A very boring job! If you have 400 cels within a scene you’ll have 400 shadows to paint, as well. They share the job quite well, really. I keep the cels here in this rack in sequence order and they take them from the top down. We’ve reached sequence P at the moment and it is going very well.

Roy Huckerby, Airbrushing artist. Interview by Ken Clark.

KC: What does this department do?

RH: We are responsible for airbrush and special effects. All the specialised cel finishing work is done here. The animators may do drawings which require effects, such as back-lighting, to be added to the cels. Recently I had a complete sequence to render on frosted cels, with airbrush work etc, to give it a three dimensional appearance. We flip the cels, as an animator would his drawings, to check the smoothness and consistency of the rendering.

What form of masking do you employ when you airbrush?

We cut masks from paper. We cannot use fast drying liquid masking material on cel as it would leave behind marks and be very difficult to remove completely afterwards.
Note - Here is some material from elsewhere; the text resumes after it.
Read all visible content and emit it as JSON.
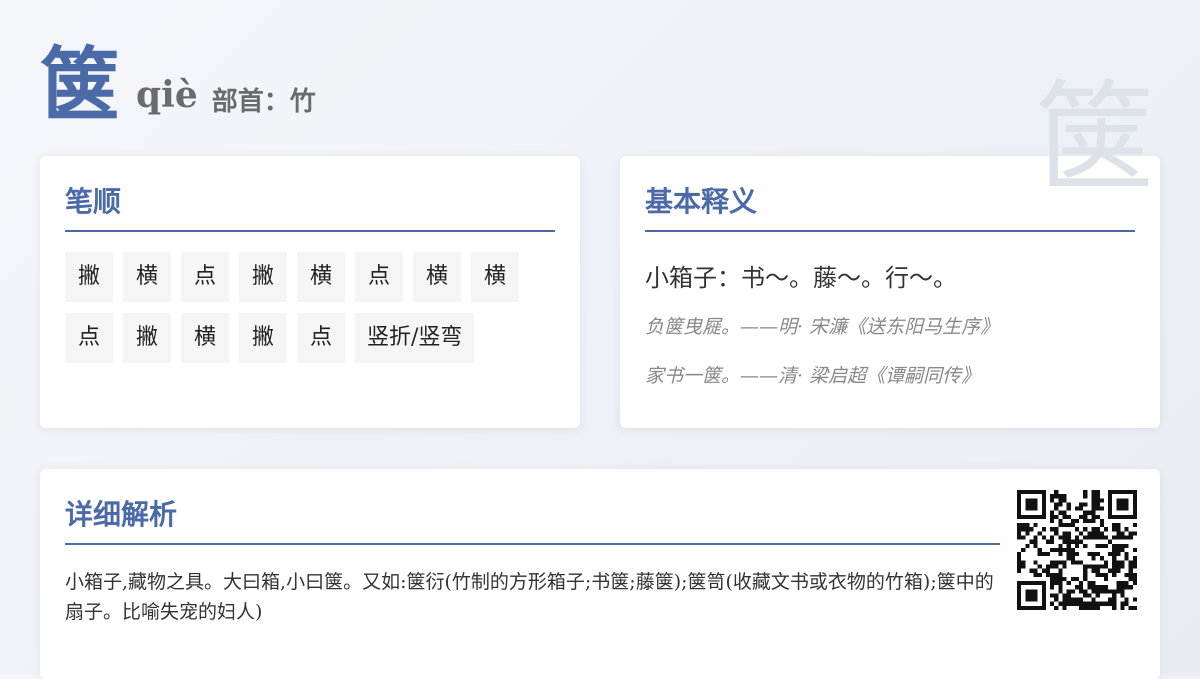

It is not like working on paper, as the BEG artists do, we are restricted to paper masks. We cannot even use the self-adhesive film. We get a little curling at times but for the most part standard animation paper masks work quite well. If it is repeated over and over again in a sequence we may cut out the protective shapes from a piece of cel – it depends on the lob. We used to use acrylic cel paint but recently we’ve been using special airbrush ink which works quite well on cel. It comes in many colours, and a range of retoucher’s colours: white, black and shades of grey. They are less likely to scratch and have a finer texture. The other colours, when used in the airbrush, are rather coarse and tend to ruin your needle.

For transparent colours we use a clear varnish as a base and then add a small amount of enamel paint. It dries fairly flat and does not cause the cels to cockle when used over small areas, but it is primarily thinners so you cannot take liberties. We also use it for shadows rather than resort to percentage shadows, where we would paint them black and then control their transparency by choosing the appropriate exposure. Unfortunately the latter technique takes up a lot of camera time.